Joel sah auf und lächelte; sein Kiefer schmerzte noch immer. „Behalt’s einfach.“

„Wiedersehen, Mr. Cedrez Abarca.“ Der Aufseher sprach seinen Nachnamen wie ein besonders giftiges chemisches Element aus und entließ Joel mit einem kaputten Wohnungsschlüssel, seinem Pass und drei Cent zu wenig in die Freiheit. Dafür würde er nicht einmal eine halbe Schachtel Zigaretten bekommen. Keine noch so unbedarfte Hure würde ihm dafür auch nur in den Schritt fassen.

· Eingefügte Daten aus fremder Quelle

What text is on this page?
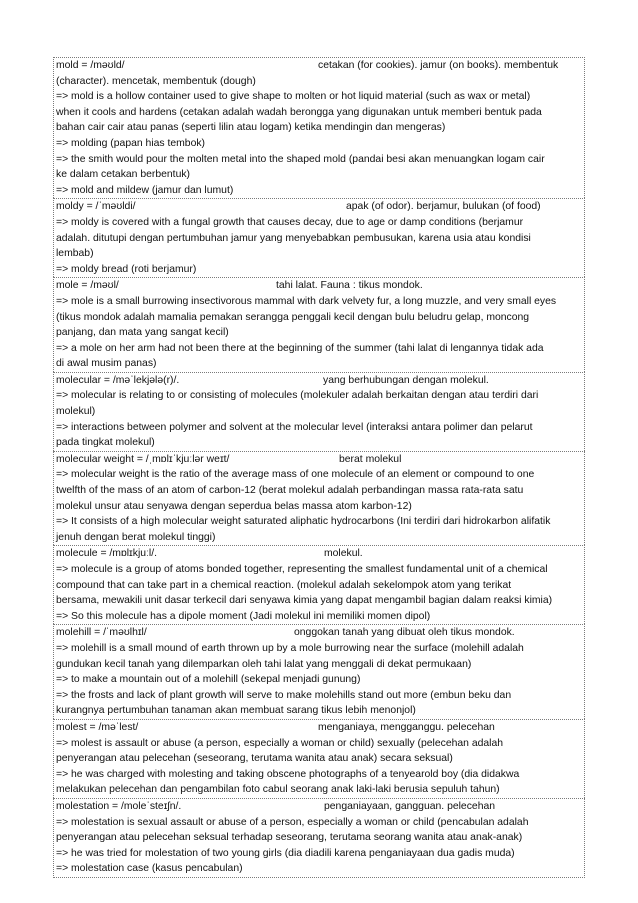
mold = /məʊld/	cetakan (for cookies). jamur (on books). membentuk
(character). mencetak, membentuk (dough)
=> mold is a hollow container used to give shape to molten or hot liquid material (such as wax or metal)
when it cools and hardens (cetakan adalah wadah berongga yang digunakan untuk memberi bentuk pada
bahan cair cair atau panas (seperti lilin atau logam) ketika mendingin dan mengeras)
=> molding (papan hias tembok)
=> the smith would pour the molten metal into the shaped mold (pandai besi akan menuangkan logam cair
ke dalam cetakan berbentuk)
=> mold and mildew (jamur dan lumut)
moldy = /ˈməʊldi/	apak (of odor). berjamur, bulukan (of food)
=> moldy is covered with a fungal growth that causes decay, due to age or damp conditions (berjamur
adalah. ditutupi dengan pertumbuhan jamur yang menyebabkan pembusukan, karena usia atau kondisi
lembab)
=> moldy bread (roti berjamur)
mole = /məʊl/	tahi lalat. Fauna : tikus mondok.
=> mole is a small burrowing insectivorous mammal with dark velvety fur, a long muzzle, and very small eyes
(tikus mondok adalah mamalia pemakan serangga penggali kecil dengan bulu beludru gelap, moncong
panjang, dan mata yang sangat kecil)
=> a mole on her arm had not been there at the beginning of the summer (tahi lalat di lengannya tidak ada
di awal musim panas)
molecular = /məˈlekjələ(r)/.	yang berhubungan dengan molekul.
=> molecular is relating to or consisting of molecules (molekuler adalah berkaitan dengan atau terdiri dari
molekul)
=> interactions between polymer and solvent at the molecular level (interaksi antara polimer dan pelarut
pada tingkat molekul)
molecular weight = /ˌmɒlɪˈkjuːlər weɪt/	berat molekul
=> molecular weight is the ratio of the average mass of one molecule of an element or compound to one
twelfth of the mass of an atom of carbon-12 (berat molekul adalah perbandingan massa rata-rata satu
molekul unsur atau senyawa dengan seperdua belas massa atom karbon-12)
=> It consists of a high molecular weight saturated aliphatic hydrocarbons (Ini terdiri dari hidrokarbon alifatik
jenuh dengan berat molekul tinggi)
molecule = /mɒlɪkjuːl/.	molekul.
=> molecule is a group of atoms bonded together, representing the smallest fundamental unit of a chemical
compound that can take part in a chemical reaction. (molekul adalah sekelompok atom yang terikat
bersama, mewakili unit dasar terkecil dari senyawa kimia yang dapat mengambil bagian dalam reaksi kimia)
=> So this molecule has a dipole moment (Jadi molekul ini memiliki momen dipol)
molehill = /ˈməʊlhɪl/	onggokan tanah yang dibuat oleh tikus mondok.
=> molehill is a small mound of earth thrown up by a mole burrowing near the surface (molehill adalah
gundukan kecil tanah yang dilemparkan oleh tahi lalat yang menggali di dekat permukaan)
=> to make a mountain out of a molehill (sekepal menjadi gunung)
=> the frosts and lack of plant growth will serve to make molehills stand out more (embun beku dan
kurangnya pertumbuhan tanaman akan membuat sarang tikus lebih menonjol)
molest = /məˈlest/	menganiaya, mengganggu. pelecehan
=> molest is assault or abuse (a person, especially a woman or child) sexually (pelecehan adalah
penyerangan atau pelecehan (seseorang, terutama wanita atau anak) secara seksual)
=> he was charged with molesting and taking obscene photographs of a tenyearold boy (dia didakwa
melakukan pelecehan dan pengambilan foto cabul seorang anak laki-laki berusia sepuluh tahun)
molestation = /moleˈsteɪʃn/.	penganiayaan, gangguan. pelecehan
=> molestation is sexual assault or abuse of a person, especially a woman or child (pencabulan adalah
penyerangan atau pelecehan seksual terhadap seseorang, terutama seorang wanita atau anak-anak)
=> he was tried for molestation of two young girls (dia diadili karena penganiayaan dua gadis muda)
=> molestation case (kasus pencabulan)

Joel warf das restliche Geld in den Gully und stieg mit einem seiner abgelaufenen Tagestickets in einen Bus, dessen Reifen in der Mittagssonne auf dem Asphalt klebten. Keine Huren mehr, dachte er und prägte sich die Straßenschilder vom California State Prison bis nach Whittier ein, dem Teil von L.A., in dem sie spanisch sprachen, spanisch kochten und jedes Klagelied wie Lobgesang klingen ließen. Keine geschlossenen Türen. Keine Dunkelheit nach acht Uhr. Er lehnte sich in seinem Sitz zurück und atmete die stickige Luft so tief ein, dass sie in seiner Lunge kristallisierte und die Partikel wie Nadelstiche auf seiner Haut kribbelten. Keine Grenzen mehr. Joel musste husten und wäre an dieser Maßlosigkeit beinahe erstickt.

Jimmy und Perez waren nicht da, stattdessen öffnete ihm Finn die Tür zu der Wohnung, in der sie zuletzt mit vier Leuten auf dreißig Quadratmetern gehaust hatten.

„Alter! Das gibt’s ja nicht, komm her, Mann!“ Finn riss Joel mit seinen massigen Pranken zur Begrüßung an sich. „Wie lange war’s jetzt? Wie viele Monate?“

„Zwei Jahre“, korrigierte Joel ihn und schob sich an Finn vorbei. Wenn sich etwas verändert hatte, war es der Dreck, der in den Ecken mittlerweile Wurzeln geschlagen hatte. Auf der einzigen funktionierenden Herdplatte stand eine benutzte Bong, und es roch durchdringend nach Marihuana.

„Zwei Jahre, Mann. Alles klar? Kommst du direkt aus der Wüste?“

„Ich bleib nicht lange.“ Joel suchte zwischen einem Stapel Sofakissen und zwei alten Matratzen nach seiner Reisetasche.

„Was?“

Er spürte ihn kommen und rechnete damit, dass Finn ihn von hinten am Arm packte.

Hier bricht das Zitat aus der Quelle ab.